Turkish WebVectors: Tool to explore semantic relations between words in distributional models. Based on WebVectors prepared by Kutuzov et al. [1].
- First, clone the repository from GitHub to local machine using the following command:
git clone https://github.com/akutuzov/webvectors.git .
- Then, create a virtual environment using the following command:
python -m venv env
- Then, install all the Python requirements using the following command:
pip install -r requirements.txt
- Gunicorn is a pure Python WSGI server with simple configuration and multiple worker implementations for performance tuning. It is used for production deployment. Install
gunicorn
as follows:
pip install gunicorn
- First, clone the repository from GitHub to local machine using the following command:
git clone https://github.com/Turkish-Word-Embeddings/Turkish-WebVectors.git .

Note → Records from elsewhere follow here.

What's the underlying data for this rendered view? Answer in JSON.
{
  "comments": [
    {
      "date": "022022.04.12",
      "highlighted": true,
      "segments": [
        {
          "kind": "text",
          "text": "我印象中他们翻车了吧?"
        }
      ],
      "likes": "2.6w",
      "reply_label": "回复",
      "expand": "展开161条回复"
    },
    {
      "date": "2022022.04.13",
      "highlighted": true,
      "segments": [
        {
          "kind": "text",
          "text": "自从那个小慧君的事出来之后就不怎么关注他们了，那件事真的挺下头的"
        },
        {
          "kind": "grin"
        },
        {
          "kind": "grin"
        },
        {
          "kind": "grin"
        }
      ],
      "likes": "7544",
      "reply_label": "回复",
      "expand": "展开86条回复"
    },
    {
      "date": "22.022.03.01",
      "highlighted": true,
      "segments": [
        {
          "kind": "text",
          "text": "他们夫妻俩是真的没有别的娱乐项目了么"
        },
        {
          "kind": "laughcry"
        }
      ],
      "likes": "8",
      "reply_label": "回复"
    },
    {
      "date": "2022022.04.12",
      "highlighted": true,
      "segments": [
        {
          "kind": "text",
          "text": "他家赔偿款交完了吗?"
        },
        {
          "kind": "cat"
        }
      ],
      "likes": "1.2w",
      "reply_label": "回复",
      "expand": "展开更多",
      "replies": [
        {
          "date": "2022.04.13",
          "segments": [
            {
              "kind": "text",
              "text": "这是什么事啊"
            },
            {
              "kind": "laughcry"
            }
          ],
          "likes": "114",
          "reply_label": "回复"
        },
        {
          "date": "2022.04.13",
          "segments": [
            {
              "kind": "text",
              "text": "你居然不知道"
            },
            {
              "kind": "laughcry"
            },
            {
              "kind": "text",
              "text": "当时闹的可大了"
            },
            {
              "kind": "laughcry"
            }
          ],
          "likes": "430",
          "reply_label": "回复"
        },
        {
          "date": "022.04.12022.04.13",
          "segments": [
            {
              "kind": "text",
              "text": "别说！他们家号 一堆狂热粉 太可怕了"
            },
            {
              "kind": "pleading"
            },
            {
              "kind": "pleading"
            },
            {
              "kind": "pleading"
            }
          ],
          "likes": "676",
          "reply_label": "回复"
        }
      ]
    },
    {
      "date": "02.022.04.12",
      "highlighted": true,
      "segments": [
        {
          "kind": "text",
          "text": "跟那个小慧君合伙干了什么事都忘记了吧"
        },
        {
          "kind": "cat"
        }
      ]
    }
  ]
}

- Launch a terminal in the root directory of the repo and build the Docker image where
-t
is the tag for the Docker image. You can provide any name you want..
is the relative path to the Dockerfile
docker build -t turkish-webvectors .
- Dockerfile downloads the necessary two models from our release page. You can also download them manually and put them in the
models
directory. - Run the Docker image using the following command:
docker run -p 8000:8000 turkish-webvectors
Both of the following models are trained with gensim using 300 dimensions, 10 epochs, 5 negative samples, minimum word count set to 10 and window size set to 5.
Word2Vec skip-gram Negative Sampling
FastText skip-gram Negative Sampling
- Kutuzov, Andrei & Kuzmenko, Elizaveta. (2017). WebVectors: A Toolkit for Building Web Interfaces for Vector Semantic Models. Communications in Computer and Information Science. 661. 155-161. 10.1007/978-3-319-52920-2_15.